Heterogeneous Electrochemical Carbon Dioxide Reduction in Aqueous Medium Using a Novel N4-Macrocyclic Cobalt Complex.

Molecular catalysts represent an exceptional class of materials in the realm of electrochemical carbon dioxide reduction (CO 2 RR), offering distinct advantages owing to their adaptable structure, which enables precise control of electronic configurations and outstanding performance in CO 2 RR. This study introduces an innovative approach to heterogeneous electrochemical CO 2 RR in an aqueous environment, utilizing a newly synthesized N4-macrocyclic cobalt complex generated through a dimerization coupling reaction.
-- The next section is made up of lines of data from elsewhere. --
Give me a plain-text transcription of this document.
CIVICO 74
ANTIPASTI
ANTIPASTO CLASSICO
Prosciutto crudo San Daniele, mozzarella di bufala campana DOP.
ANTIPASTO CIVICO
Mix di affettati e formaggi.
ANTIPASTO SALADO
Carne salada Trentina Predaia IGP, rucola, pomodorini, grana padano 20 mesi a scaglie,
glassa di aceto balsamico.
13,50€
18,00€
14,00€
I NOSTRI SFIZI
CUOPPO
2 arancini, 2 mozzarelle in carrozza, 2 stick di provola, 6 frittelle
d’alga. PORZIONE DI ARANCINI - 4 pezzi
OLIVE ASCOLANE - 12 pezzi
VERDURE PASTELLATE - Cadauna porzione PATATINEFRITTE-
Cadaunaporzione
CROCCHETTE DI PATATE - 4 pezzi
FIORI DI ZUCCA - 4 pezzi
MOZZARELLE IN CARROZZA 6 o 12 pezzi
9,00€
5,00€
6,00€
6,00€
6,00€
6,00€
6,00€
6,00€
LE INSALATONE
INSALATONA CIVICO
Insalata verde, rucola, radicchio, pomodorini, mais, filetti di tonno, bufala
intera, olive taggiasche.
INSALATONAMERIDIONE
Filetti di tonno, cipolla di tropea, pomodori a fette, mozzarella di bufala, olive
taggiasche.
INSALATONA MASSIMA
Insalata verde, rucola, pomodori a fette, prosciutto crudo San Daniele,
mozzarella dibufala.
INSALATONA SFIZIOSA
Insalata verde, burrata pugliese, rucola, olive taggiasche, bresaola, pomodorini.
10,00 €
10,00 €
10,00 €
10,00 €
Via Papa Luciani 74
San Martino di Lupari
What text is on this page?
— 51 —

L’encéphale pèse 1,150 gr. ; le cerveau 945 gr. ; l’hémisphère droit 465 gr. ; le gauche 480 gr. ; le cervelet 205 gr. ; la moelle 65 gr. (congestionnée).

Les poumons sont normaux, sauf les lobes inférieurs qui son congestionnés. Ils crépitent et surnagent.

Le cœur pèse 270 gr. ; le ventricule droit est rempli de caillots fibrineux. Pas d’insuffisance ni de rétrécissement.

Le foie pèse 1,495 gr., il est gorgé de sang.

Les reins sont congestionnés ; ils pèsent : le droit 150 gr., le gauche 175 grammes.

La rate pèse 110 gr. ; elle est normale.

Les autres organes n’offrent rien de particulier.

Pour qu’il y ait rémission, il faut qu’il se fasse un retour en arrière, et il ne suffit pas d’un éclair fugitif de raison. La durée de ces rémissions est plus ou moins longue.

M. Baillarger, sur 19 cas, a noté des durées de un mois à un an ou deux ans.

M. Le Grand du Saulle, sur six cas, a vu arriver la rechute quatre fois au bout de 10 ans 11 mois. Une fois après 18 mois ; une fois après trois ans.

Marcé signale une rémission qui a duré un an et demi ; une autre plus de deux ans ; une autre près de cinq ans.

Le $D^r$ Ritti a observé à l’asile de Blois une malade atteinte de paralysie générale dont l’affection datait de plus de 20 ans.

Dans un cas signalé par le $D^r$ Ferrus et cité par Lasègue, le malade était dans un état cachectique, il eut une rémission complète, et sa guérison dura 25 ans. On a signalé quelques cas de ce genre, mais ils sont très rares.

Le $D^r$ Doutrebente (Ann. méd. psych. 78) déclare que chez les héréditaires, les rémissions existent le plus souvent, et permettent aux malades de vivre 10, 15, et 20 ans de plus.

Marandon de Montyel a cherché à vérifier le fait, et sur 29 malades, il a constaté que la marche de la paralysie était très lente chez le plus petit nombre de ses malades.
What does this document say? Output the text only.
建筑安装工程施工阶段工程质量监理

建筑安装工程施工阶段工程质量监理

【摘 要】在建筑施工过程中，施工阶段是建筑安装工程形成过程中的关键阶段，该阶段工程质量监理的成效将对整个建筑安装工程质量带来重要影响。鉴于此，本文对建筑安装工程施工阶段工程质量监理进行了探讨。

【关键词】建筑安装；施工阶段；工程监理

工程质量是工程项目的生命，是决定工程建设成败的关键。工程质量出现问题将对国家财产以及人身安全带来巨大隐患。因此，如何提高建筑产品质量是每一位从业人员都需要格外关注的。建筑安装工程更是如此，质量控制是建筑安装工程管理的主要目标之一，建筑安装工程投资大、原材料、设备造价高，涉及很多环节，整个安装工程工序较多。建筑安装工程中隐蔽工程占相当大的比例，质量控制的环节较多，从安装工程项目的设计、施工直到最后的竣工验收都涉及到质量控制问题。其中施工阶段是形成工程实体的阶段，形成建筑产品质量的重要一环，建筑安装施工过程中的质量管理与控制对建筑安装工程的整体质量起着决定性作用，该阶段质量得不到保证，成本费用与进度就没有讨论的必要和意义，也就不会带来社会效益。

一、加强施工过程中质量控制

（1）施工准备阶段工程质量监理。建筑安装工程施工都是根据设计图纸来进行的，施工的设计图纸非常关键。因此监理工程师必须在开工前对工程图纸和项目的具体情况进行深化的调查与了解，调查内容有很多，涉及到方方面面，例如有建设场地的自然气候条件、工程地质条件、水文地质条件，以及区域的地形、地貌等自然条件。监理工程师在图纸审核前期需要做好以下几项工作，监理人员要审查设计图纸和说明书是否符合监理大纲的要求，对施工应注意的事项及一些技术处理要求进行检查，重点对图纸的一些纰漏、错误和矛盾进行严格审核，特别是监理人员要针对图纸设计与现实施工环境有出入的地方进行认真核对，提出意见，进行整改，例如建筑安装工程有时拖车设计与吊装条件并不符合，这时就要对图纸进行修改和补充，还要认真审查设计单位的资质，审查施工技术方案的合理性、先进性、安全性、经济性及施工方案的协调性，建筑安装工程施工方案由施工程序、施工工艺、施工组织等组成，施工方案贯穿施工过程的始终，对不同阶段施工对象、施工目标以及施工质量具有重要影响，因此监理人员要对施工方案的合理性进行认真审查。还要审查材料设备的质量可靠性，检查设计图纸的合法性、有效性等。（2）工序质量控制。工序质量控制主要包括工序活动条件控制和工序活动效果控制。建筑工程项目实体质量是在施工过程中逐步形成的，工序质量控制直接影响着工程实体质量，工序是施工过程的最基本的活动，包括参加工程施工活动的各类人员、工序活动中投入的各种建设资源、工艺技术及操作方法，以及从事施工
By incorporating the quaterpyridine moiety, this cobalt complex exhibits the capability to catalyze CO 2 RR at low overpotentials and reaches near-unity CO production across a wide potential range, as verified by the online mass spectrometry and in situ attenuated total reflectance-Fourier transform infrared spectroscopy. Comprehensive computational models demonstrate the superiority of utilizing quarterpyridine moiety in mediating CO 2 conversion compared to the counterpart. This work not only propels the field of electrochemical CO 2 RR but also underscores the promising potential of cobalt complexes featuring quaterpyridine moieties in advancing sustainable CO 2 conversion technologies within aqueous environments.